Jacob Rees-Mogg has been speaking out following Damian Green’s forced resignation. Because he can’t accept one very basic fact. Green was sacked because he lied. But Rees-Mogg finds this difficult to believe. He told The Sun:
I’m very sorry he’s resigned and I’m deeply concerned that as far as I can tell the reason for his resignation is some questionable behaviour by retired policemen based on a deeply questionable search of his office when he was an opposition spokesman in 2008.
He continued:
I think this raises more questions about how the police behaved then and how the retired policemen behaved since than it does about Damian Green… and I think it is a loss for the Government to be without his wisdom.
Liar liar
Rees-Mogg would do well to read the letter Theresa May sent to Green. In it, she makes it clear that she demanded his resignation because he breached the Ministerial Code, and that:
I have also carefully considered the report’s conclusions in relation to two statements you made on 4 and 11 November which you now accept were inaccurate and misleading.

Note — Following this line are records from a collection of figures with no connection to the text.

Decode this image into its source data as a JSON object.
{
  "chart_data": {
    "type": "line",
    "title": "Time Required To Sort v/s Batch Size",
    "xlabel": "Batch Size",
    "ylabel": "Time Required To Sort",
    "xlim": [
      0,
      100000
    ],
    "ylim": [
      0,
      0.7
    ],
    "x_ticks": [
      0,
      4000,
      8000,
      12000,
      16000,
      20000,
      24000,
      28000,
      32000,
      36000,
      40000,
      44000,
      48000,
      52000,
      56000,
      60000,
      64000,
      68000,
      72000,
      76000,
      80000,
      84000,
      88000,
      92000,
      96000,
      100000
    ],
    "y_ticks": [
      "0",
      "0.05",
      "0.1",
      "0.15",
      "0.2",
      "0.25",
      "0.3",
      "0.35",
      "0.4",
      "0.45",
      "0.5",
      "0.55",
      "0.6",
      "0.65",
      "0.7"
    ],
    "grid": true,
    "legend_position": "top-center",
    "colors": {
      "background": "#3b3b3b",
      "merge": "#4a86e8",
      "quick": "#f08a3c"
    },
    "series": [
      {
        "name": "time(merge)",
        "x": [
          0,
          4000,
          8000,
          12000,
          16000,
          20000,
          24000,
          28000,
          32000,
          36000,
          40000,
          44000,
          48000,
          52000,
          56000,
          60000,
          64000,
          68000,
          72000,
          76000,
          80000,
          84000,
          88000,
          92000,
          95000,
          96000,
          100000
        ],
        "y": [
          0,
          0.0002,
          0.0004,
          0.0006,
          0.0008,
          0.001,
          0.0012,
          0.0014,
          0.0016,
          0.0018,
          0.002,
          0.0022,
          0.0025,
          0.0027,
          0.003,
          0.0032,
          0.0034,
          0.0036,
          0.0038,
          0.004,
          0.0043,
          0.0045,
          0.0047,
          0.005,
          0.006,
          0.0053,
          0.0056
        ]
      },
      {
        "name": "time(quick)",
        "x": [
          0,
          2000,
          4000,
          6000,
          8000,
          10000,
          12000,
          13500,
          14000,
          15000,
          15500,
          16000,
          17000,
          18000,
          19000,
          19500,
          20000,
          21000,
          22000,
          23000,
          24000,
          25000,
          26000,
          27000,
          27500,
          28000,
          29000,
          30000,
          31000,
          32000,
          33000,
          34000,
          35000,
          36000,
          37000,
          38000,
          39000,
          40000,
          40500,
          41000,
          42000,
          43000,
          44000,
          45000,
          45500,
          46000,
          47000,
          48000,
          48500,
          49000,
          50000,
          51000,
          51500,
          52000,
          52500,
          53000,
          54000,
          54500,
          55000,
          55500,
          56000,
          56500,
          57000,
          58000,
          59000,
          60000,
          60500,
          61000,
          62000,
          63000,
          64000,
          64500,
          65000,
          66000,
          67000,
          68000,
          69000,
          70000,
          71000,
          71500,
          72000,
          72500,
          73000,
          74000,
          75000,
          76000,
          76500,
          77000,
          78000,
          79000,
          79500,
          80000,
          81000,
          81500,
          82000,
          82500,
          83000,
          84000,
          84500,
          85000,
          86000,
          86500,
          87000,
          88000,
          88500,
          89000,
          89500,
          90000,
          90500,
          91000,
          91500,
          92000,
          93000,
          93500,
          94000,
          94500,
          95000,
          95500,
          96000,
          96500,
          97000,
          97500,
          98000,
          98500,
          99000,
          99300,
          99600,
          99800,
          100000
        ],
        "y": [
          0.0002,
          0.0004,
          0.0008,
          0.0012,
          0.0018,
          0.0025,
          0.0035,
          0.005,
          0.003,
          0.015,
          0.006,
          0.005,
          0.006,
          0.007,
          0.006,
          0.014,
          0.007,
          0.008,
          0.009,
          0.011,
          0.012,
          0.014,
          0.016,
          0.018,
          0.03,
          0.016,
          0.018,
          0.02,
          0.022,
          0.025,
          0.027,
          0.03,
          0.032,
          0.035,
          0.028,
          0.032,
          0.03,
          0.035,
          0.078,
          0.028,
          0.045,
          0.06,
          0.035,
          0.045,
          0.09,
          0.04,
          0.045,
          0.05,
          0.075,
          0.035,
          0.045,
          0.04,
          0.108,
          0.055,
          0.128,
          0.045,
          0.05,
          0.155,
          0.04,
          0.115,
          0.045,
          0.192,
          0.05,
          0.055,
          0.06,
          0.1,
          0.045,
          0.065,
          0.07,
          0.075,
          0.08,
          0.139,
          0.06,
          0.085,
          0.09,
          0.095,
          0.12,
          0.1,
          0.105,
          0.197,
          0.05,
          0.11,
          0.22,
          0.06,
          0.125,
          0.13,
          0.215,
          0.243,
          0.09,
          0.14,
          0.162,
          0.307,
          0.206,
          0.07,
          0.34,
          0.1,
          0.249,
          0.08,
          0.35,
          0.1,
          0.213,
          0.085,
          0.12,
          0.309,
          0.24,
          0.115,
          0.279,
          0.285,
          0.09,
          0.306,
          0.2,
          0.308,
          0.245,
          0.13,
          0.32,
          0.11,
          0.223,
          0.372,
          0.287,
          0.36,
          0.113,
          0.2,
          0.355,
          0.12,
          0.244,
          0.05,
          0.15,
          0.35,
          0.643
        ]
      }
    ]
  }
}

In the statements Green made, he denied knowing that pornography was found on his computer. And while Green still denies that he downloaded or viewed the porn, he lied when he said he didn’t know anything about it.
Questionable behaviour?
Instead, Rees-Mogg has blamed the police officer who came forward for “questionable behaviour”; as, it seems, has May. In her letter, May stated:
I am glad that the commissioner of the Metropolitan police has condemned that, made clear that police officers’ duty of confidentiality endures after they leave the force.
Whistleblowing
According to the government’s own website, whistleblowers are protected by law. It says:
The wrongdoing you disclose must be in the public interest. This means it must affect others, eg the general public.
And this is exactly what former police chief Bob Quick did when he released the information about Green. Quick said that he released the information because it was:
accurate, in good faith, and in the firm belief that I have acted in the public interest.
It surely must be in the public interest to know that one of the most senior politicians in the country had “thousands” of pornographic images on his work computer. And it is definitely in the public interest that he lied about knowing they were there.
It’s time for politicians like Rees-Mogg to stop deflecting the blame. Green lied and he got the sack for it. And those who care about the public interest should start praising rather than condemning Quick for having the courage to come forward and speak out.